De Hoge Raad overweegt dat de rechtbank vastgesteld heeft dat naar Surinaams recht het in beslag genomen geldbedrag eigendom is van de onderscheidenlijke handelsbanken. Het geldbedrag zou weer aan de liquide middelen van de handelsbanken worden toegevoegd nadat het bij de BoC was omgezet in giraal geld. Met betrekking tot de betrokkenheid van CBvS bij het geldbedrag, heeft de rechtbank vastgesteld dat CBvS optreedt als ‘shipper’ van de geldzending en de omzetting van het geldbedrag zou plaatsvinden op grond van een overeenkomst tussen haar en de BoC. CBvS heeft deze taak op zich genomen nadat overeenkomsten die met datzelfde doel waren gesloten tussen de Surinaamse handelsbanken en Europese banken, door de Europese banken werden beëindigd in het kader van ‘de-risking’. De rechtbank heeft het klaagschrift gegrond verklaard omdat naar haar oordeel regels van internationaal gewoonterecht met betrekking tot immuniteit in de weg staan aan de inbeslagneming van het in eigendom van de handelsbanken zijnde geldbedrag.

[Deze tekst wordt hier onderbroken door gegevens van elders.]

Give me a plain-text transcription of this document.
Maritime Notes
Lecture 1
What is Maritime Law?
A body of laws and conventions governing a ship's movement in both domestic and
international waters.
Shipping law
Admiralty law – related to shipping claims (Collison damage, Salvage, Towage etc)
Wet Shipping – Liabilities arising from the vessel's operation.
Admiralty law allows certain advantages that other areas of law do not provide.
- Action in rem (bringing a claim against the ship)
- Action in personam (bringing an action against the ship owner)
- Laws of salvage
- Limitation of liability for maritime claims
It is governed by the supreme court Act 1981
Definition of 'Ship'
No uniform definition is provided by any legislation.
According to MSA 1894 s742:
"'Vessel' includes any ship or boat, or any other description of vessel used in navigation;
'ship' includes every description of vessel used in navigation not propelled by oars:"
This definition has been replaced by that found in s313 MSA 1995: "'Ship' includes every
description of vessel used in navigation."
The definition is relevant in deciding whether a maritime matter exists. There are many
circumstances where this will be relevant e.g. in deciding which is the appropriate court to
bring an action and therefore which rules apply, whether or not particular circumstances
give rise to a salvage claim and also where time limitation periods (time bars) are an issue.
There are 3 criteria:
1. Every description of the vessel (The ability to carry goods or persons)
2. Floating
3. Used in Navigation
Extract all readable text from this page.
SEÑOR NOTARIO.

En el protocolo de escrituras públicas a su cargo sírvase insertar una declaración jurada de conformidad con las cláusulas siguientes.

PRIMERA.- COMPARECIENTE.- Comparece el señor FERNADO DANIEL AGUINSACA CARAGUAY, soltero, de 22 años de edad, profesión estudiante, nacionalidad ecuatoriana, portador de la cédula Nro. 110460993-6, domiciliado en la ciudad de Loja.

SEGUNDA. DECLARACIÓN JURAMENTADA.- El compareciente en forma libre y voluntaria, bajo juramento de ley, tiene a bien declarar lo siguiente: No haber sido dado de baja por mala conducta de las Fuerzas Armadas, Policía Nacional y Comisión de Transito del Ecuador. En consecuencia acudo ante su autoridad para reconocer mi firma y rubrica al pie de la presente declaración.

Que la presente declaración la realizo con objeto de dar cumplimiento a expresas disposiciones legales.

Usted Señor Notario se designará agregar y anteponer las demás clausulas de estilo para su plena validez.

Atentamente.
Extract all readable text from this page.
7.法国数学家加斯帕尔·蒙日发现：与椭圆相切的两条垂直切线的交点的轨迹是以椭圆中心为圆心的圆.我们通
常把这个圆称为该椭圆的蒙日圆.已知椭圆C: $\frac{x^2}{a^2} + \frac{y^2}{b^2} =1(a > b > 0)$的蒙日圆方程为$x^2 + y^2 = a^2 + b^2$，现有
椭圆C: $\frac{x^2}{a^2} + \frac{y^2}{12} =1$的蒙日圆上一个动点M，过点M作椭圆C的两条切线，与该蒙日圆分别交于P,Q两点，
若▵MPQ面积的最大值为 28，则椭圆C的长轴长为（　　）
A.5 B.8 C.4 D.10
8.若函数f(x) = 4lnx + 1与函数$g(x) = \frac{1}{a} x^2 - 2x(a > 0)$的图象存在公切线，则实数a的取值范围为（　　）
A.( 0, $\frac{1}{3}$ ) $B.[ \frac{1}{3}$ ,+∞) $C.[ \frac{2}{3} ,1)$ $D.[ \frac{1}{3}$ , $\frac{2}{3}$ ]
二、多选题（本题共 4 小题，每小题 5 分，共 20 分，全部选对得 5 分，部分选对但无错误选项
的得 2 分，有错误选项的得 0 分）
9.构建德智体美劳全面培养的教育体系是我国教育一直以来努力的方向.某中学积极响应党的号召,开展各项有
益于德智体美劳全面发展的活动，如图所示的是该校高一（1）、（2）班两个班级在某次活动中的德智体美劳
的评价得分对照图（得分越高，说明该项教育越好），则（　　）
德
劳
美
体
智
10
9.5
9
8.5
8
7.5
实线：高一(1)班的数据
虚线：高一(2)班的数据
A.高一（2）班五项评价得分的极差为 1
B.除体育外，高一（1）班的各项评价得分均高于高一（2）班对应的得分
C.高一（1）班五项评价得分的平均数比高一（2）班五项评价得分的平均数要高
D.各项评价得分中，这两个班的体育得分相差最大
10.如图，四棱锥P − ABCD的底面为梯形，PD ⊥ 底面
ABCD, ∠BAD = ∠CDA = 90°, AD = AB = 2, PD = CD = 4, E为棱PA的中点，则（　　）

De Hoge Raad oordeelt dat dat oordeel in het licht van wat is overwogen met betrekking tot de eis dat sprake is van ‘property’ van de centrale bank, niet begrijpelijk is. De Hoge Raad neemt hierbij in het bijzonder in aanmerking dat de rechtbank heeft vastgesteld dat de handelsbanken rechthebbende waren en bleven met betrekking tot het in beslag genomen geld en dat uit de vaststellingen van de rechtbank over de betrokkenheid van CBvS bij dat geld niet meer blijkt dan dat zij een faciliterende rol had bij de voorgenomen omzetting van het geldbedrag door de handelsbanken.

De klacht is, gelet hierop, terecht voorgesteld.

Met het oog op de verdere afdoening van de zaak merkt de Hoge Raad op dat in de onderhavige zaak de verschillende handelsbanken en CBvS gezamenlijk een klaagschrift hebben ingediend dat door de rechtbank in één beschikking is beoordeeld. De rechtbank heeft daarbij overwogen dat voor zover de handelsbanken ‘ook een afzonderlijk klaagschrift hebben willen indienen’ deze niet-ontvankelijk zijn in dat klaagschrift. De rechtbank heeft verder het gezamenlijk ingediende klaagschrift gegrond verklaard, zonder op dat punt een uitzondering te maken voor de handelsbanken, tegen welke uitspraak door het OM onbeperkt beroep in cassatie is ingesteld. Gelet hierop dient de zaak na verwijzing ook wat betreft het door de handelsbanken ingestelde beklag op het bestaande klaagschrift opnieuw te worden behandeld en afgedaan.